Essen. Das Ruhrgebiet hat sich zur Hochburg für Start-ups entwickelt, nun bedroht die Corona-Krise gerade sie. Was Wirtschaftsförderer Beck fordert.

Die Wirtschaftsförderer haben lange gebraucht, um das Ruhrgebiet für Start-ups und Gründer attraktiv zu machen. Nun bedroht die Corona-Krise vor allem kleine und junge Unternehmen. Wie ihnen zu helfen wäre, sagt Rasmus C. Beck im Interview mit unserer Redaktion, er ist Chef der Business Metropole Ruhr.

Herr Beck, die Corona-Krise trifft viele Unternehmen aus dem Ruhrgebiet hart. Die Telefonleitungen zur Agentur für Arbeit sind zusammengebrochen. Was kann Wirtschaftsförderung in dieser Ausnahmesituation tun?

Rasmus C. Beck: Wir koordinieren uns gerade intensiv mit den Wirtschaftsförderungen in den Städten, die für ihre Unternehmen erste Ansprechpartner sind. Gemeinsam mit den federführenden Kollegen aus Bochum und Dortmund überlegen wir, wie wir gerade kleineren Unternehmen und Selbstständigen jetzt schnell helfen können. In vielen Kommunen und Kammern werden dieser Tage Hotlines eingerichtet, um eine Lotsenfunktion für die diversen Förderprogramme anzubieten.

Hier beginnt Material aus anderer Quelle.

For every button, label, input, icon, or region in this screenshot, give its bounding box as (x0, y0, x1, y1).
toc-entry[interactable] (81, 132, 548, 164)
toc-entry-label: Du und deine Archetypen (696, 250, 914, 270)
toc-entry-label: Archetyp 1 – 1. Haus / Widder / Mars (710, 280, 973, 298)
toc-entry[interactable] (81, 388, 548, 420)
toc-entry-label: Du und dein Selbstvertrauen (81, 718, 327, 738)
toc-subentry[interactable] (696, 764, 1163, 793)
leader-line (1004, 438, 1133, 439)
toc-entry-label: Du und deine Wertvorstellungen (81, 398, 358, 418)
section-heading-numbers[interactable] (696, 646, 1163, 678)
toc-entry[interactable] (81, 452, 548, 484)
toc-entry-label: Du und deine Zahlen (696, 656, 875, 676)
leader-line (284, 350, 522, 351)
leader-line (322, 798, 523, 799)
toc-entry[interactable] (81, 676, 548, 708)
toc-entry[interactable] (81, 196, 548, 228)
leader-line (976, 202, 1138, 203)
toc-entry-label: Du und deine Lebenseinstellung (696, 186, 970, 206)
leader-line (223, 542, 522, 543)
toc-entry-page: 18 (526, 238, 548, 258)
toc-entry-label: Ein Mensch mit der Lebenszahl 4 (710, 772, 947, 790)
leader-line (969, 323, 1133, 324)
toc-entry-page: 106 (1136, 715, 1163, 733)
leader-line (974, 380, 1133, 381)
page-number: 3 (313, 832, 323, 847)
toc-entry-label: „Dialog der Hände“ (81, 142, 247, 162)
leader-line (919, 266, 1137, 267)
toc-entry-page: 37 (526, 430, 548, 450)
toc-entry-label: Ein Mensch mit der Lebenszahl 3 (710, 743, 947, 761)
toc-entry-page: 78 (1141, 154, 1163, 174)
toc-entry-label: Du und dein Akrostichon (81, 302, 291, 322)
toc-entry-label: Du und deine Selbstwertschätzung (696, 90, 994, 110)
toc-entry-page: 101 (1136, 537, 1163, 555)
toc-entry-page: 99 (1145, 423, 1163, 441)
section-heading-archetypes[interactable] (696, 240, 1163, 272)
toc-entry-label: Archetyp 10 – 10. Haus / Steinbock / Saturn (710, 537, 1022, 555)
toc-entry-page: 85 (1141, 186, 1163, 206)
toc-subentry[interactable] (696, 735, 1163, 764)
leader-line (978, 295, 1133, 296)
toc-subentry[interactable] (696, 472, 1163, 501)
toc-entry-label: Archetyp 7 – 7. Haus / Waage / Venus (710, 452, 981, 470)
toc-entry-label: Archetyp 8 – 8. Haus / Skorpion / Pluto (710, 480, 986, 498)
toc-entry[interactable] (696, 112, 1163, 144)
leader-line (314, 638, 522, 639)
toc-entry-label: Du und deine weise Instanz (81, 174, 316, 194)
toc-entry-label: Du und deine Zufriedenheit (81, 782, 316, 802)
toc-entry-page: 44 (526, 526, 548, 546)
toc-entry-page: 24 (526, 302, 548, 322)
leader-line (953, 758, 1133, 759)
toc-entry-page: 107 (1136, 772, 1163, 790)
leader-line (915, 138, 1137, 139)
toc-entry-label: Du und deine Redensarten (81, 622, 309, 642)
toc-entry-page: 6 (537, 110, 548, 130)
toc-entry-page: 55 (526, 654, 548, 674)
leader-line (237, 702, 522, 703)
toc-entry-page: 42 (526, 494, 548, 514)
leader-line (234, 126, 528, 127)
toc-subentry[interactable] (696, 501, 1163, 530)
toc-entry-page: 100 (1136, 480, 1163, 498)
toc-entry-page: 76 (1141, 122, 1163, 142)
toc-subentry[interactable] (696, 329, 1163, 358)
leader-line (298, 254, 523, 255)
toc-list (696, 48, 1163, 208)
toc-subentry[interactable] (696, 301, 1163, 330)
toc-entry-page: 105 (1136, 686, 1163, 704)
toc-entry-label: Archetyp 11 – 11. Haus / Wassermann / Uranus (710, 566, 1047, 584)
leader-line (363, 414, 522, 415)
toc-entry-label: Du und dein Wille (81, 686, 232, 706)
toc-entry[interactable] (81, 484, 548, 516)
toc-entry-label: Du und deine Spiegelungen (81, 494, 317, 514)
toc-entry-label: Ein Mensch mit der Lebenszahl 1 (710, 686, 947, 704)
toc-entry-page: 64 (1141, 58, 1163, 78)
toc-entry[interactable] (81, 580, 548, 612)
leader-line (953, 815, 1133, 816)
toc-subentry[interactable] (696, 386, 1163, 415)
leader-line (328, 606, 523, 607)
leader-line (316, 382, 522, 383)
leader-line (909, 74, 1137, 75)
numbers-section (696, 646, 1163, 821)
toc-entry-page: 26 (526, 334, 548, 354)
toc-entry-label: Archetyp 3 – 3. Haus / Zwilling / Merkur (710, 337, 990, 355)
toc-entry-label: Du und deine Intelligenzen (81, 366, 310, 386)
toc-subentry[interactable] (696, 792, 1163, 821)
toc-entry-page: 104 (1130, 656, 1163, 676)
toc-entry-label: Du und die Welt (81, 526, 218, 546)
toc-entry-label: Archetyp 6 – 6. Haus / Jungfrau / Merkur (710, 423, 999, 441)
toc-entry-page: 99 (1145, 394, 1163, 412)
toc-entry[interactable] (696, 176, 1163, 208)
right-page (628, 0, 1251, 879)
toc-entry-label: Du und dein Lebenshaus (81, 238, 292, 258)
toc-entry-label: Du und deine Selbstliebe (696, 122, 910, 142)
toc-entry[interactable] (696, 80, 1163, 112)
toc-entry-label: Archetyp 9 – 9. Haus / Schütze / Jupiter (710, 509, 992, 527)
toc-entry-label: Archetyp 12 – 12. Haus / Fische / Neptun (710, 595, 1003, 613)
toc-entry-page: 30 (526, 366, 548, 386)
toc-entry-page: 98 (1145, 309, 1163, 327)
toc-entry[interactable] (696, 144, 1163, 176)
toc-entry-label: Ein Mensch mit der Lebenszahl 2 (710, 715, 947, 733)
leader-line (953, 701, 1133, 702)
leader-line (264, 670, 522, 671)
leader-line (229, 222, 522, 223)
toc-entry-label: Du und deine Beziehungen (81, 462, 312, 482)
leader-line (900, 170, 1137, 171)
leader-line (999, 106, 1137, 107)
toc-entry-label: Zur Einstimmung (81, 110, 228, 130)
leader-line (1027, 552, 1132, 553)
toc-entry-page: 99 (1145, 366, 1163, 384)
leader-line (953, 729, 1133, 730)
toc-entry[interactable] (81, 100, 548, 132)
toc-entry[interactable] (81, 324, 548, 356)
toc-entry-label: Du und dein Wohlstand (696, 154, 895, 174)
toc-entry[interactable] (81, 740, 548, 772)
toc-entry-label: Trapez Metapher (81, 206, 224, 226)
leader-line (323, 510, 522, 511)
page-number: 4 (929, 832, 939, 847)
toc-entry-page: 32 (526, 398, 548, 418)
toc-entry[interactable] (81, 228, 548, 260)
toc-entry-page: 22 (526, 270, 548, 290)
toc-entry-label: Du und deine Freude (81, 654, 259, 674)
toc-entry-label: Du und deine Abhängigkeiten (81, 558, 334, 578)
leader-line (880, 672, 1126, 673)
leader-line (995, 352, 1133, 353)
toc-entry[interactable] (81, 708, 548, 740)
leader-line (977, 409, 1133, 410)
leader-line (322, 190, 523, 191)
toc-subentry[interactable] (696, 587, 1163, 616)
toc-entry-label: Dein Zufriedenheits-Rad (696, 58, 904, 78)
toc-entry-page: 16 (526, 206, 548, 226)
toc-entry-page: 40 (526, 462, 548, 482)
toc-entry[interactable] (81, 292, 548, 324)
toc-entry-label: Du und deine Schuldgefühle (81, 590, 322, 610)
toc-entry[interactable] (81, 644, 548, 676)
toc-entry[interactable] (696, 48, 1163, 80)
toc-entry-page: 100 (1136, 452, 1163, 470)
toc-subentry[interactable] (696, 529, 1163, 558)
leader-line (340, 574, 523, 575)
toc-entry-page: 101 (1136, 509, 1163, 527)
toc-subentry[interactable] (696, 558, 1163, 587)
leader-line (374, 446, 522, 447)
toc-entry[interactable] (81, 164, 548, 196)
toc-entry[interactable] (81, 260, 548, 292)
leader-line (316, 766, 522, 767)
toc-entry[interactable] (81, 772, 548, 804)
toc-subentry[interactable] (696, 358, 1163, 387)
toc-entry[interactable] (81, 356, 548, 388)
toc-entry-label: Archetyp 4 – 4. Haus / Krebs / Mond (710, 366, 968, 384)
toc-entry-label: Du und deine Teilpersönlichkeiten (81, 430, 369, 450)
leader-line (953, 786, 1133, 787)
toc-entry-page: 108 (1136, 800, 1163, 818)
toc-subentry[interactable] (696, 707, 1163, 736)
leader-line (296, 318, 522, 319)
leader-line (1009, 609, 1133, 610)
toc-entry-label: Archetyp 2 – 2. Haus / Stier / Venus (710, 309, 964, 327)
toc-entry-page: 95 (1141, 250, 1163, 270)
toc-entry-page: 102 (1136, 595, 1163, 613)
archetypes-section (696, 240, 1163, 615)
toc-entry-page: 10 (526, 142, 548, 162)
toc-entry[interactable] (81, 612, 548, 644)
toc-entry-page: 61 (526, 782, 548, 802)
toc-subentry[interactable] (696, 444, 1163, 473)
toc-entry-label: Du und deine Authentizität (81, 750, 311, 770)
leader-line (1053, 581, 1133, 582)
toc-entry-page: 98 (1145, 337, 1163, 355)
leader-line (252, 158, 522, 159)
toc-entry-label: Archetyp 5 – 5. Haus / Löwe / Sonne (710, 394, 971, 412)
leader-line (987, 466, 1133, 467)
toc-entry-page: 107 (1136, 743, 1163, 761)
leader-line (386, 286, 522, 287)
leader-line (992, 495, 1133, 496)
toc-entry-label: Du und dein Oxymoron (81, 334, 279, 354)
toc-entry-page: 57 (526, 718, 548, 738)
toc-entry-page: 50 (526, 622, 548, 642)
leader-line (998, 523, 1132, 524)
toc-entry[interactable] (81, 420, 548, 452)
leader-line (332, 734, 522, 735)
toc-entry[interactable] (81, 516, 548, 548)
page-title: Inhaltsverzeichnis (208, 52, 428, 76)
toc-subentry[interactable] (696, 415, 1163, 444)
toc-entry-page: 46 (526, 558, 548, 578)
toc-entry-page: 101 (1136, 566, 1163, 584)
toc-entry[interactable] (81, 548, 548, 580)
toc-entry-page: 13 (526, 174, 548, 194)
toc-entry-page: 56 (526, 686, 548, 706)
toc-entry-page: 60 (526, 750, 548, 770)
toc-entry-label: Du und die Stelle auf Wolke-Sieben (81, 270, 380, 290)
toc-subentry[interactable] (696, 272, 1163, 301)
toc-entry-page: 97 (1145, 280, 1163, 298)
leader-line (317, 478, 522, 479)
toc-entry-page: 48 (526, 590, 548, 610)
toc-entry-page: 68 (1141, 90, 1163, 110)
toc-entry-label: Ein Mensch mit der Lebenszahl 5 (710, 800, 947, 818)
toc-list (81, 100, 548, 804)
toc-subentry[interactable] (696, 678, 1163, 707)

Wertschätzung für Gründer in Not

Welche Form der Hilfe brauchen die Firmen jetzt am dringlichsten?

Beck: Im Bereich der Industrie und des Mittelstandes stehen ausgereifte und erprobte Instrumente wie Kurzarbeitergeld und Kreditprogramme bereits zur Verfügung. Kleinstunternehmen wird damit aber oft nicht geholfen sein. Soloselbstständige brauchen schlicht schnelle Liquidität, um erst einmal über die Runden zu kommen. Sie können oft nicht auf die Ergebnisse einer langen Kreditvergabe warten.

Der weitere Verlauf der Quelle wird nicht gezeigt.